A Tough Question for Me As a Worker in the Disabilities Field

 This post is a difficult one for me. I’d had the question that I want to discuss in  mind for a long time, but kept it on the edges; letting it in any further had to  potential to shake things up for me too much. But when I saw it being  discussed in another blog about disabilities,   (  and finally knew I  wasn’t the only one asking it, I began to think about it a little bit.

And then, last night’s “Law and Order: SVU” was about a woman in a coma who was found to be pregnant.

I won’t ruin the ending for those who haven’t seen it, but I *will* say that the young woman wasn’t raped, but artificially inseminated, and that her doctor attempted to abort the unborn child (using that terminology for a reason) without anyone’s consent. I found both acts unconscionable, and grim reminders of the days in Canada and the US when they used to sterilize women with intellectual disabilities without their consent (and a reminder that this still goes on in some countries).

But I didn’t think much about the unborn child that was nearly aborted.

No Easy Answer

I’ve been pro-choice since I was about seventeen years old, and those convictions have grown stronger with each year. And I absolutely don’t know how to explain why I’d put the rights of a woman on life support in a coma over the rights of an unborn child (normally I’d say “foetus”, but I’m deliberately trying to use a phrase that more evokes “personhood” for the purpose of this exercise.)

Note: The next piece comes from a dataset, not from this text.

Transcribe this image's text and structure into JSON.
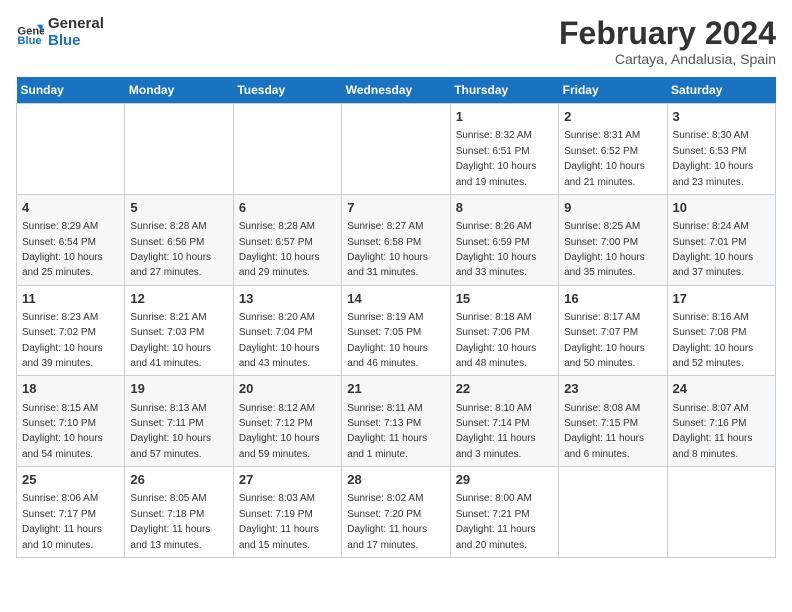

I don’t know why, if I had to choose between fighting for the rights of a person with profound disabilities who couldn't live without direct support to meet his or her basic needs and doesn’t communicate in any traditional way, and the rights of an unborn child (who is essentially in the same boat) I’d choose to fight for the former first.

I don’t know why the idea of an unborn child being aborted because it has disabilities saddens me, but I’ll still defend the mother’s right to do so until…probably the day I die.

Some Guesses

I think it all comes down to two things: 1) I don’t believe that babies are babies until they’re out of the womb. I didn’t realize that I believed this until I wrote this post, and it’s a surprise even to me to discover this about myself. 2) I chose a long time ago that I wanted to work with people with disabilities and see if I could make a difference in the world that way. Whether it’s because of aptitude, experience, or a combination of both, in a given situation my mind zeros in on “What are the disability-related issues and what needs to be done?”

I see the other issues too, but I give what I can where I’m best equipped to give it. I think that’s really all we can ask of each other.

This feels unfinished, but I’m not sure what else to say. Thanks for listening.